Thursday, April 4, 2013

Follow-Up on Big Game

Having had some time to consider my last post, and in no small part due to our good friends at zombiehunters.org (who of course had a detailed thread on weapon choices for Jurassic Park, including in-depth analysis of T-Rex anatomy), I've found a tentative solution to my dinosaur/dragon quandary.

Turns out the the theoretical mass of an adult T-Rex is roughly the same as that of a mature African elephant, at about 4.5 tons. While there'd theoretically be some variances in bone and muscle mass and placement, anything that works to put down an elephant will work as well or better against a T-Rex. All sorts of ways to put down an elephant, with varying degrees of expediency. African poachers don't bother with things like big-game rifles (which cost about $5 for every round), or even heavy military hardware (interestingly, .50 BMG weapons and ammo are fairly common in that part of the world).
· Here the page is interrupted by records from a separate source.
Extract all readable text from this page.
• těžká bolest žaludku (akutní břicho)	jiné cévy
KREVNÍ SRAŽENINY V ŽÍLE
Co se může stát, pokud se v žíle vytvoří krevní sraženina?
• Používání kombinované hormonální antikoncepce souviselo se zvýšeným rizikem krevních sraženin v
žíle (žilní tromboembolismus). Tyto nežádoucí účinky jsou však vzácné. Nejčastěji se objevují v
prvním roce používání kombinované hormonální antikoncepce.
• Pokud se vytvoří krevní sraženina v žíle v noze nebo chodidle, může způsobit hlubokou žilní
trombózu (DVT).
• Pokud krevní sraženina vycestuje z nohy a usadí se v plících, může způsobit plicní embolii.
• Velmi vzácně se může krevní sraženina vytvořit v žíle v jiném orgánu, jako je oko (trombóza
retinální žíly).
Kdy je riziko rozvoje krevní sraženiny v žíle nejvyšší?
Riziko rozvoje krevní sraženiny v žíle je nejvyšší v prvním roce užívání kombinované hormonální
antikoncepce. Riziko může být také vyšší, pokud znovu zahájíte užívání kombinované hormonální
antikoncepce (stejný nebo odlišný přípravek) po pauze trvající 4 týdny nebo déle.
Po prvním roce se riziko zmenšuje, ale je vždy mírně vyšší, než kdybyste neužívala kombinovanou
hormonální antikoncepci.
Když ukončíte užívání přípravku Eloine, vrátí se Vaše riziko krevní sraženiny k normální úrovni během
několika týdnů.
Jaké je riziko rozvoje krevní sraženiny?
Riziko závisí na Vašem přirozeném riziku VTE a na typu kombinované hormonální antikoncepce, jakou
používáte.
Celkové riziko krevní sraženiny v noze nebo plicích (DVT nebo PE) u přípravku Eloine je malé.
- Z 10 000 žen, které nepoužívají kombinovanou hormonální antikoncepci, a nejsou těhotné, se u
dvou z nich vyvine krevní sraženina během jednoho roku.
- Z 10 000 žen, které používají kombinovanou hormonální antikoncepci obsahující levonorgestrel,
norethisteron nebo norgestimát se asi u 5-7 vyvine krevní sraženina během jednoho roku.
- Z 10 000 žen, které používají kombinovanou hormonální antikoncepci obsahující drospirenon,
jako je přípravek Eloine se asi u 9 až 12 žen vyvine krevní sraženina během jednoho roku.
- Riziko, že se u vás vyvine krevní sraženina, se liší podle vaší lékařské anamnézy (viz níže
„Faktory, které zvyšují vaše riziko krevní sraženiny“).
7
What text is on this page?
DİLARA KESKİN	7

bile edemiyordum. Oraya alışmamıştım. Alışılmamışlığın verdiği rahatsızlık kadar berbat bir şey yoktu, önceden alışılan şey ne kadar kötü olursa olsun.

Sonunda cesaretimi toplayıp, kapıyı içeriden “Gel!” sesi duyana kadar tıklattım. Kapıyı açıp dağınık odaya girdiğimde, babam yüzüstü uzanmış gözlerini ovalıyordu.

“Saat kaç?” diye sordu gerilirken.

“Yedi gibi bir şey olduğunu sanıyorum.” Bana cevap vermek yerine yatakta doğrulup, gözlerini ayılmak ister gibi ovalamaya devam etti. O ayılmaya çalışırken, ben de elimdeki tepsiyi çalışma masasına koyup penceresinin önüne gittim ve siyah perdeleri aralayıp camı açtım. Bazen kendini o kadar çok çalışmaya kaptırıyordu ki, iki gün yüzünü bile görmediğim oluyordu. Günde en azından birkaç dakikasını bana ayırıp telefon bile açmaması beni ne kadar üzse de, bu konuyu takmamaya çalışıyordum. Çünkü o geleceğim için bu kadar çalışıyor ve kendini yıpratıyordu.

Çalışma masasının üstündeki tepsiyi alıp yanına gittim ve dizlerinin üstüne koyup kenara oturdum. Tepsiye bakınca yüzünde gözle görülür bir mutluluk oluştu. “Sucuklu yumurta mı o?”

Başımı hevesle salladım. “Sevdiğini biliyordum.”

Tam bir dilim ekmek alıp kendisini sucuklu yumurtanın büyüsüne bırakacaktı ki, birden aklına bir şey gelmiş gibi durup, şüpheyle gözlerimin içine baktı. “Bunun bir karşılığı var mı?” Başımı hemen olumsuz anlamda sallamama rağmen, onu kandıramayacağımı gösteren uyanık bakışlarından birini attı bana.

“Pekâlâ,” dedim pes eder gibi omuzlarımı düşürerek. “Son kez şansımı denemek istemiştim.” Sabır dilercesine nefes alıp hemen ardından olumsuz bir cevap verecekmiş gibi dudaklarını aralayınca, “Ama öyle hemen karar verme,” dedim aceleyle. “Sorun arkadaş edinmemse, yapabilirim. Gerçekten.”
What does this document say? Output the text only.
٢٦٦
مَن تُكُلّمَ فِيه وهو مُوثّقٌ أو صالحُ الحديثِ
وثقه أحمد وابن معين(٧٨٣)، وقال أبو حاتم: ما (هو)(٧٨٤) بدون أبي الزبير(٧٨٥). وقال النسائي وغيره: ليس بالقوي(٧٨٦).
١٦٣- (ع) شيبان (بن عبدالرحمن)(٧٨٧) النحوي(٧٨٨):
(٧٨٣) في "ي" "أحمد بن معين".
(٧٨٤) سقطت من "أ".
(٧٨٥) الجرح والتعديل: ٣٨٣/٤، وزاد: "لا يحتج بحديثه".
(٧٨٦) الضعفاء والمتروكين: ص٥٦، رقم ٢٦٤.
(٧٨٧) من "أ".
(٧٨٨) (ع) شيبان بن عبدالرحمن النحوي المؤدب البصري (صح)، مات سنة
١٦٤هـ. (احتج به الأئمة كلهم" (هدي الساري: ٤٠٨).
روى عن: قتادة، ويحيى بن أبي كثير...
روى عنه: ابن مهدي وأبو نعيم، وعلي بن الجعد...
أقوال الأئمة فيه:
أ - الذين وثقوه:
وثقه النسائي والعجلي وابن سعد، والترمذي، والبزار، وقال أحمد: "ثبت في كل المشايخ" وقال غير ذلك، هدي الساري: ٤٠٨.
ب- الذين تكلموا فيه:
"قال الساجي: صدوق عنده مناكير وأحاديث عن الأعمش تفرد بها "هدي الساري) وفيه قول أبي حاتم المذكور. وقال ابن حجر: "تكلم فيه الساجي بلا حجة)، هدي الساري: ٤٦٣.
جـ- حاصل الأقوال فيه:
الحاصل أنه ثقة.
They just use AK-47s loaded with cheap FMJ military ammo. They empty a magazine or two, and then go have a cigarette while the animal bleeds out.
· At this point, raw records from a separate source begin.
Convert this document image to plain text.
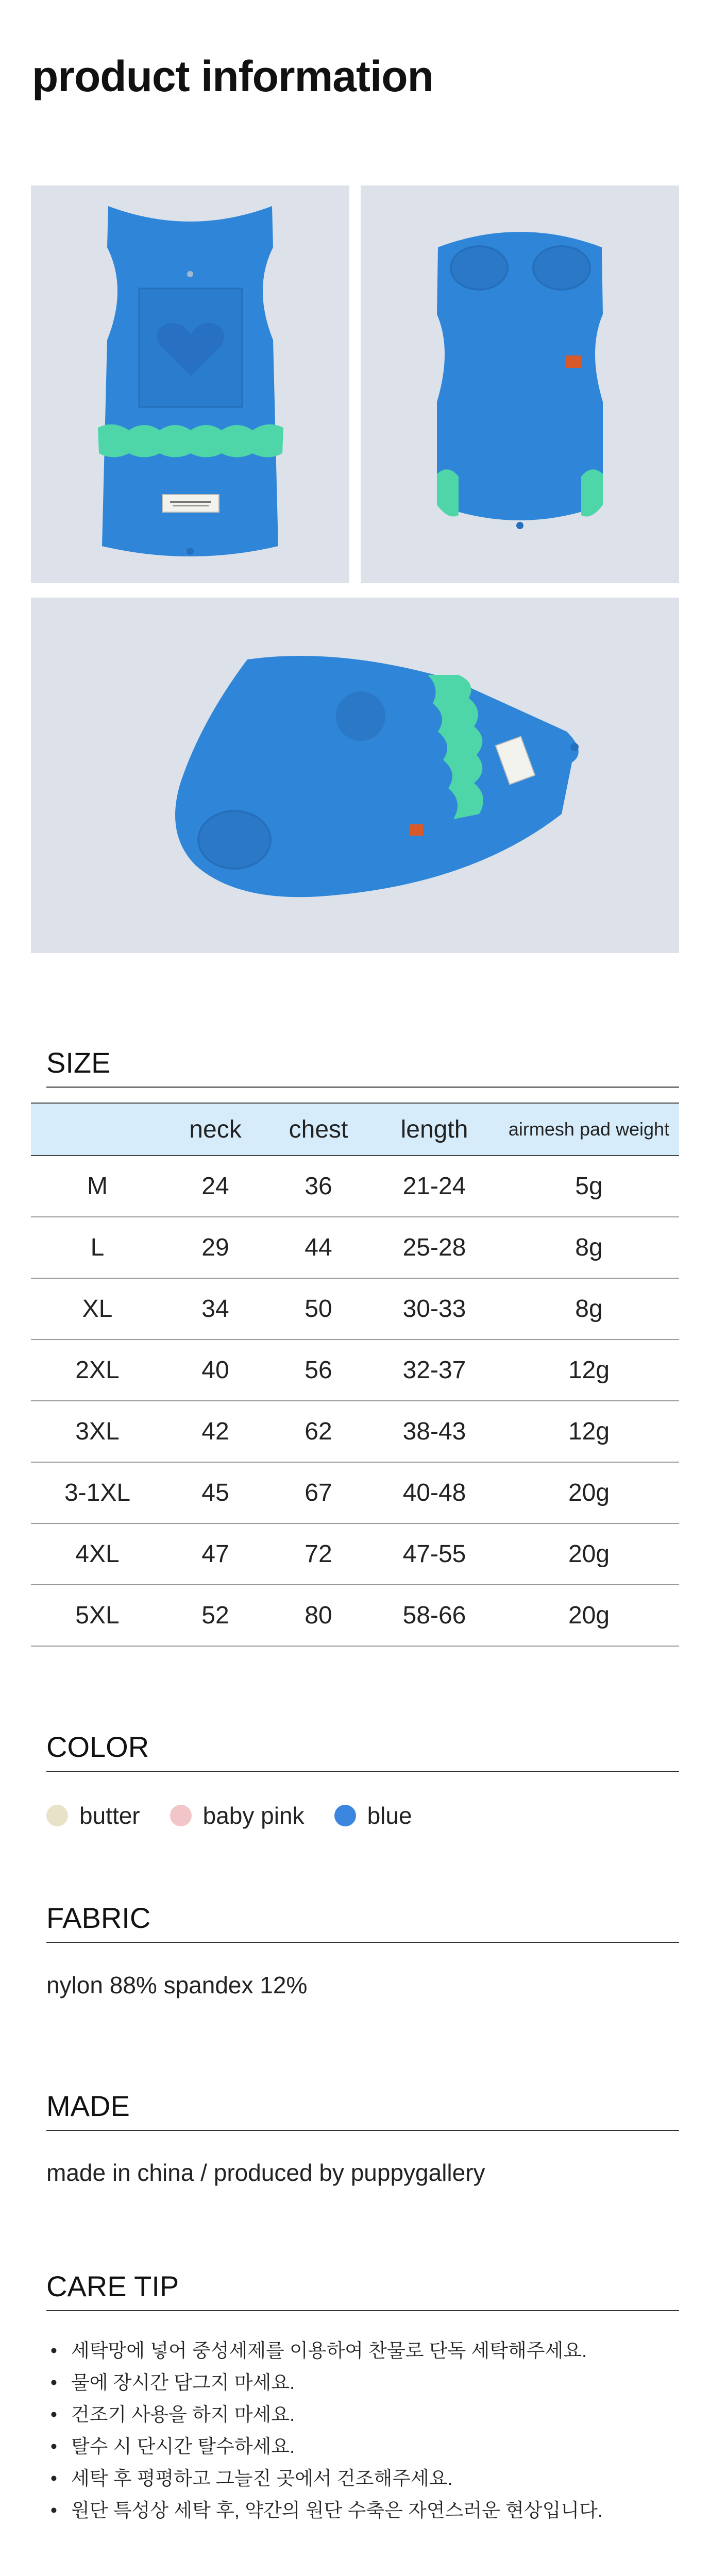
product information
SIZE
	neck	chest	length	airmesh pad weight
M	24	36	21-24	5g
L	29	44	25-28	8g
XL	34	50	30-33	8g
2XL	40	56	32-37	12g
3XL	42	62	38-43	12g
3-1XL	45	67	40-48	20g
4XL	47	72	47-55	20g
5XL	52	80	58-66	20g
COLOR
butter	baby pink	blue
FABRIC
nylon 88% spandex 12%
MADE
made in china / produced by puppygallery
CARE TIP
• 세탁망에 넣어 중성세제를 이용하여 찬물로 단독 세탁해주세요.
• 물에 장시간 담그지 마세요.
• 건조기 사용을 하지 마세요.
• 탈수 시 단시간 탈수하세요.
• 세탁 후 평평하고 그늘진 곳에서 건조해주세요.
• 원단 특성상 세탁 후, 약간의 원단 수축은 자연스러운 현상입니다.
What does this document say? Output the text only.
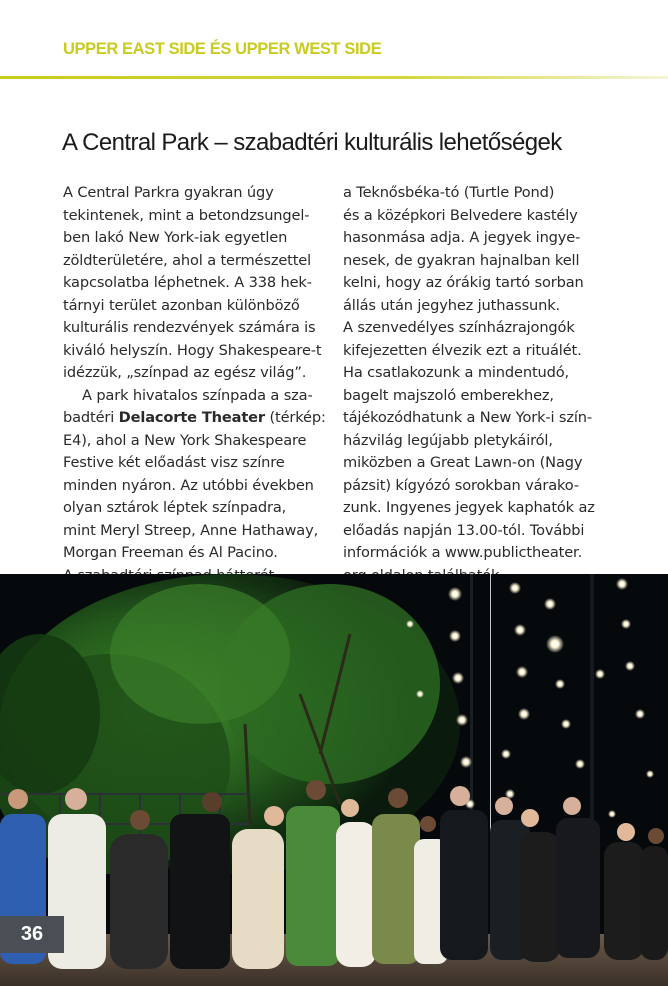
UPPER EAST SIDE ÉS UPPER WEST SIDE
A Central Park – szabadtéri kulturális lehetőségek
A Central Parkra gyakran úgy
tekintenek, mint a betondzsungel-
ben lakó New York-iak egyetlen
zöldterületére, ahol a természettel
kapcsolatba léphetnek. A 338 hek-
tárnyi terület azonban különböző
kulturális rendezvények számára is
kiváló helyszín. Hogy Shakespeare-t
idézzük, „színpad az egész világ”.
A park hivatalos színpada a sza-
badtéri Delacorte Theater (térkép:
E4), ahol a New York Shakespeare
Festive két előadást visz színre
minden nyáron. Az utóbbi években
olyan sztárok léptek színpadra,
mint Meryl Streep, Anne Hathaway,
Morgan Freeman és Al Pacino.
a Teknősbéka-tó (Turtle Pond)
és a középkori Belvedere kastély
hasonmása adja. A jegyek ingye-
nesek, de gyakran hajnalban kell
kelni, hogy az órákig tartó sorban
állás után jegyhez juthassunk.
A szenvedélyes színházrajongók
kifejezetten élvezik ezt a rituálét.
Ha csatlakozunk a mindentudó,
bagelt majszoló emberekhez,
tájékozódhatunk a New York-i szín-
házvilág legújabb pletykáiról,
miközben a Great Lawn-on (Nagy
pázsit) kígyózó sorokban várako-
zunk. Ingyenes jegyek kaphatók az
előadás napján 13.00-tól. További
információk a www.publictheater.
36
I've got a lot better than an AK-47 already. But I worry about the time it would take for a T-Rex to bleed out. They've purportedly got aggression issues that suggest need for a quick put-down. I've also never been a big believer in the mag-dump as a tactic, and not going to default to it here, since there are aimed-fire options. The posture of a T-Rex means that tactics that work on humans (but which usually won't work on big-game) will work on a T-Rex. Specifically: shoot them in the throat.  Fired into soft fleshy substances, a .308 soft-nose hunting round makes a permanent wound cavity about the size of a softball, and does severe tissue damage (a 'temporary cavity' of torn soft tissues, veins, and arteries) to an area the size of a basketball.   There's a reason that international treaties bar them from military use. An M1A magazine holds 20 rounds. That's a lot of tissue damage - even to something the size of a T-Rex - with a fairly large target area (on the centerline, under the chin or into the mouth) packed with big veins and arteries, besides important things like wind-pipes and spinal columns. Even going for pure head-shots (almost never as good an idea as people think it is) would work better than with elephants, since a T-Rex's skull structure is much less robust than an elephants, and would at very least encourage the pursuit of less well-armed meals than me.

So pending further analysis (or some cool application of thermite, which I'll keep on the table), my dinosaur/dragon plan is to put a few magazines of soft-nose big game ammo in with my Aliens package (M1A, 1911, short-sword), and to aim for the throat.